Abweichler als begriffliche Weichmacher

Montag, 12. November 2012

Was genau wird von der EU in Griechenland gerettet? Der Euro natürlich!, antwortet die rechtslastige Presse europaweit. Dass es die Interessen internationaler Konzerne und Finanzunternehmen sind, können und wollen sie nicht schreiben. Eines ist aber sicher, die Demokratie, dieses stolze europäische Gebilde etwaiger Sonntagsreden, ist es jedenfalls nicht. Die Auflagen Europas an Griechenland sorgen dafür, dass politische Willensbildung nicht mehr stattfinden kann, dass die Alternativlosigkeit Programm wird. Wer an den Sparauflagen innerhalb des griechischen Regierungsbündnisses zweifelt, der wird aus der jeweiligen Fraktion geworfen. So geschehen letzte Woche - berichtet wurde allerdings wenig davon, bestenfalls in Nebensätzen wusste man davon zu erzählen.

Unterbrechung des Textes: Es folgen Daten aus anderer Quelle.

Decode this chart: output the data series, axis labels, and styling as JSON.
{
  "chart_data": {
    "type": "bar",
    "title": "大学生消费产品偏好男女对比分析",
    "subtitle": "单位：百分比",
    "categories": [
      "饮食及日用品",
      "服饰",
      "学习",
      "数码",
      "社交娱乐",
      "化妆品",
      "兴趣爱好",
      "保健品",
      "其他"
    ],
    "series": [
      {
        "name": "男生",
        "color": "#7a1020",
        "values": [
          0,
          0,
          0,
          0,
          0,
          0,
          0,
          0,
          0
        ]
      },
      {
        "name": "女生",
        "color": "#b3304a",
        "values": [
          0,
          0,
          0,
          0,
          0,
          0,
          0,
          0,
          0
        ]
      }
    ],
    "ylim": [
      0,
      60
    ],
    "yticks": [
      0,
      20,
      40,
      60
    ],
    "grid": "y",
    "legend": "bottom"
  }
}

Es geht ja schließlich um den Euro. Wieso an einigen Abgeordneten aufhalten, die nicht gewillt waren, die europäischen Interessen in Griechenland zu vertreten? Aber halt, die Presse spricht kaum von Abgeordneten, sie nennt diese Volksvertreter Abweichler. "... Venizelos musste noch in der Nacht sechs Abweichler aus der Fraktion ausschließen", las man da. Würde da nun zu lesen stehen, es handelte sich um sechs Abgeordnete, dann hätte das einen negativen Geschmack. Mancher intelligente Leser könnte sich dann ja fragen, wie es um die Demokratie in Griechenland bestellt ist, wenn man vom Volk gewählte Leute einfach abserviert. Abweichler liest sich doch schon viel zielgerichteter. Abweichen hört sich an wie: nicht folgen, unanständig sein, ausscheren, gebratene Extrawurst, nicht anpassungsfähig. Abweichler sind keine Menschen, die autonom handeln oder denken, sind keine Leute, die Courage haben; Abweichler sind querulantisch und egoman, sind windige Gestalten.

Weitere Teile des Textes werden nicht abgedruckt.